The history of "Sunshine in a Net" aptly illustrates the direct link between culture and politics in another land where the Spectator was simultaneously the wielder of absolute power and the embodiment of absolute authority. A shock to political power brought about a crisis of authority, and art- above all film- emerged from this crisis into open conflict with the established cultural policy.

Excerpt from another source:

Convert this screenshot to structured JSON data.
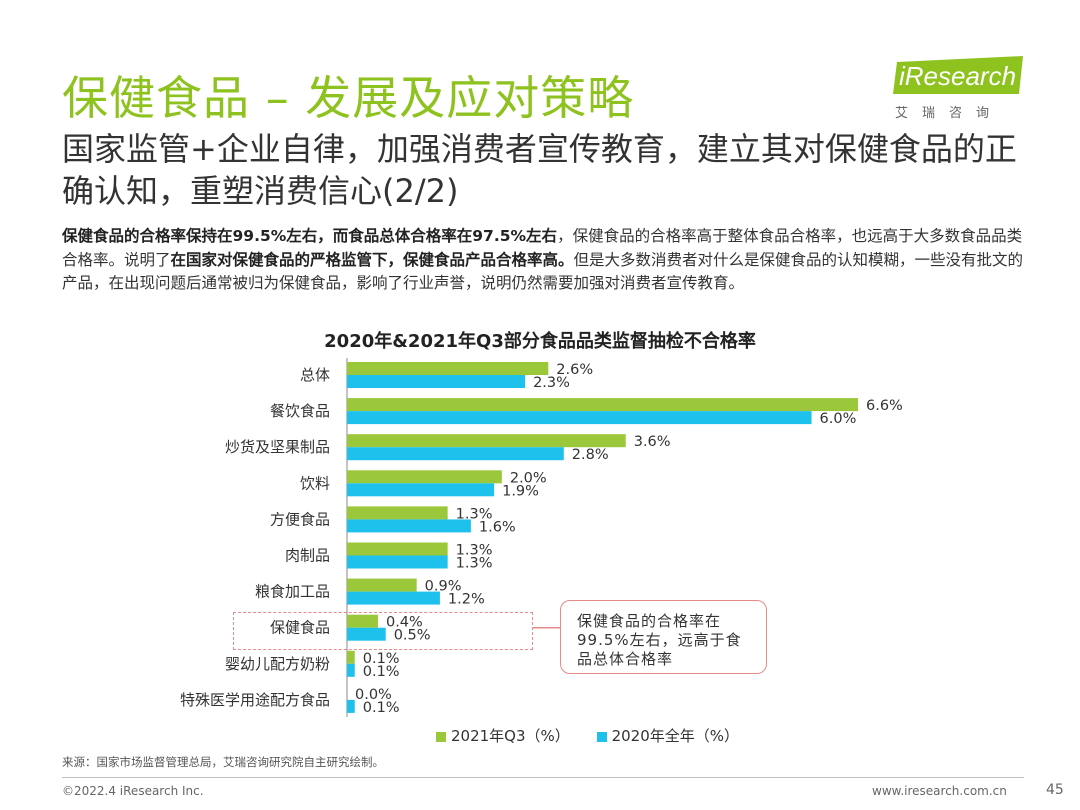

"Sunshine in a Net" was entirely different from practically everything that preceded it. The script rejected the axioms about dramatic structure, turning instead to the inner life of its characters, the complex problems of their intercommunication- the hero's mother, for example, is blind, which forces her to perceive reality through the eyes of others. Uher acted with utter freedom, within the limits of the real world; he cast off all political opportunism and showed on the screen some of the aspects of the true face of economic reality. Stanislav Szomolanyi's camerawork went on to contribute an entirely new dimension of almost surreal lyricism.
Thus "Sunshine in a Net" became the symbol of the upsurge that at that time was ripening on all fronts. Almost simultaneously with the opening of "Sunshine in a Net", a program of films directed by Vera Chytilova finally was distributed, after endless delays. The two medium-length films were shown under the title "There's a Bag of Fleas at the Ceiling" ("U Stropu Je Pytel Blech - 1962). In the style of cinema verite, and influenced by American underground films, the films were on one hand a personal contemplation of the lot of women- "The Ceiling"- a complete departure from past themes, and on the other hand, A sharply-honed, moralizing, sarcastic tract against the hypocrisy of educators in a girl's apprentice dormitory- "A Bag of Fleas" ("Pytel Blech"). Shortly thereafter, Chytilova concluded work on her first feature film, "Something Different" ("O Necem Jinem" - 1963), one of the best films made in Czechoslovakia in the sixties. In it, she remained true to the cinema verite method, but she introduced a new philosophical note into Czech film by showing the parallelism of success and failure, the relativity of two totally dissimilar 'women's destinies'.